Lunch on a Skyscraper

According to Wikipedia, the photo, sometimes referred to as “Lunch on a Skyscraper,” was taken by Charles C. Ebbets in 1932, and the girder the men are seated on is part of what would become the RCA Building at Rockefeller Center in New York City (copyright is either Charles C. Ebbets, New York Herald Tribune, or Bettman Archive).  It’s a fairly prevalent image that pops up in all kinds of places, and I’ve liked it ever since seeing it for the first time at a restaurant when I was a kid.  Aside from it being an amazing shot, it has always represented to me the idea that everyone has a story to tell.  No matter how everyday someone’s everyday life may seem, there are events and experiences that make that life theirs and theirs alone.

I paid tribute to these eleven laborers with a bit of dialogue from SteepleJack in The Surrogates (Page 46 of the collected edition, for those following along at home).  Wizard reprinted the page in their “Secret Stash” column for issue #166, one of the first print reviews of the book.  I had the article framed as a table display for conventions, and once it outlived its usefulness I hung it on the wall of my office.  It wasn’t until years later, as I was showing the Wizard piece to a reporter who’d come by to interview me, that I realized I had unwittingly hung the article right beside my framed version of the Skyscraper print.  Just one of those events of happenstance that reinforces my belief that the subconscious is usually hard at work while the conscious mind is sleeping at the switch.

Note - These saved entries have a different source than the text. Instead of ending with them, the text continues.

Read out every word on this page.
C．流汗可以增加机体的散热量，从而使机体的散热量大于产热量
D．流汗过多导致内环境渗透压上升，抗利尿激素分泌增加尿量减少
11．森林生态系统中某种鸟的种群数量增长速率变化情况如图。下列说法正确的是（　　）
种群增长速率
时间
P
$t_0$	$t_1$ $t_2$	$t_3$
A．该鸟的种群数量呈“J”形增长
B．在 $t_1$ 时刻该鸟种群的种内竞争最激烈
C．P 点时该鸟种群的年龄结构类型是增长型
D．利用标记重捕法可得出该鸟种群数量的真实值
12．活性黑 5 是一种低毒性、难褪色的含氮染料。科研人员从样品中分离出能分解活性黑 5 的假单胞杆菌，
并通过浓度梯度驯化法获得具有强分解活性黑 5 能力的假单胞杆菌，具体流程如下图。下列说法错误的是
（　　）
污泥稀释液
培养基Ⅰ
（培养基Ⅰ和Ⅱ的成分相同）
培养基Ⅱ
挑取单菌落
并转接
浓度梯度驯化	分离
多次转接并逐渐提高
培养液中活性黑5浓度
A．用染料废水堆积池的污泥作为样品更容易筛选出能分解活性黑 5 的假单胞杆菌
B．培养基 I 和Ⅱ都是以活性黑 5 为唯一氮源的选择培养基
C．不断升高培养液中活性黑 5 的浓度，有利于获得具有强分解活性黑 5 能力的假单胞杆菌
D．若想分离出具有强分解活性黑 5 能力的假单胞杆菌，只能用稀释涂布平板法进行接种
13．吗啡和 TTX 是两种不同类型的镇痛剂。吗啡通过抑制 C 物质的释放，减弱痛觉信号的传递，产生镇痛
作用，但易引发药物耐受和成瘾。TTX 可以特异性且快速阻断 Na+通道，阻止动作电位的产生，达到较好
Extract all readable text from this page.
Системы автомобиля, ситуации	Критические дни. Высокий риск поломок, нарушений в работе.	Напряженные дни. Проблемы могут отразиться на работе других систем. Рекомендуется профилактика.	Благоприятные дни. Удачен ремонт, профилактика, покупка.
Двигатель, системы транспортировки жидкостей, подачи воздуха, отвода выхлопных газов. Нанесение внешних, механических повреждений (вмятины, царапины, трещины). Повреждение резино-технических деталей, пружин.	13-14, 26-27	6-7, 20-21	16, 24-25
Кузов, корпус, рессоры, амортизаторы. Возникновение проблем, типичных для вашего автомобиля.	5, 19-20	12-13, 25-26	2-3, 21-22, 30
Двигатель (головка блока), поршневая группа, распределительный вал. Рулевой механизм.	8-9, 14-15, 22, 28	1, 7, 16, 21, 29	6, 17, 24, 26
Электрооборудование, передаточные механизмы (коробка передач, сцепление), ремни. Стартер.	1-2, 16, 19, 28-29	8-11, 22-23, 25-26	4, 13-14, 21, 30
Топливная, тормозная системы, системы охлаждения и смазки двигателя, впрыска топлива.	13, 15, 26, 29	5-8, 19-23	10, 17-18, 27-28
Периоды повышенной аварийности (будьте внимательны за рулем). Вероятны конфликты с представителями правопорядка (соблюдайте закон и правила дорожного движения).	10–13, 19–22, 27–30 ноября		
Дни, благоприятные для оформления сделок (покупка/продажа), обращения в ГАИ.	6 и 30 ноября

(Side Note: As far as tributes to Ebbets’ famous photo go, you’ll be hard-pressed to find one better than this.)


For a few years my family lived in Port St. John, Florida, part of an area known as the Space Coast because of nearby Kennedy Space Center.  I was shooting pool at a bar one night with a guy whose name is lost to me now, and when I asked him what he did for a living, he said he was a janitor (pursuing a career in the “custodial arts,” as Judd Nelson snidely remarked in The Breakfast Club).  Big deal, right?  Well this guy, as it turned out, was a janitor at NASA.  He worked in the Vehicle Assembly Building where the space shuttles are prepped for launch, and as an employee of NASA he was able to watch the launches from a restricted location much closer to the pad than anywhere the general public had access to.  This was over a decade ago, and I don’t recall how many countries had active space programs at the time.  Regardless, there certainly weren’t many places on the planet where one could be in close proximity to a space vehicle of any type, much less a shuttle orbiter, arguably the pinnacle of mankind’s technological achievement.  And here this guy was emptying trash bins next to them on a daily basis. 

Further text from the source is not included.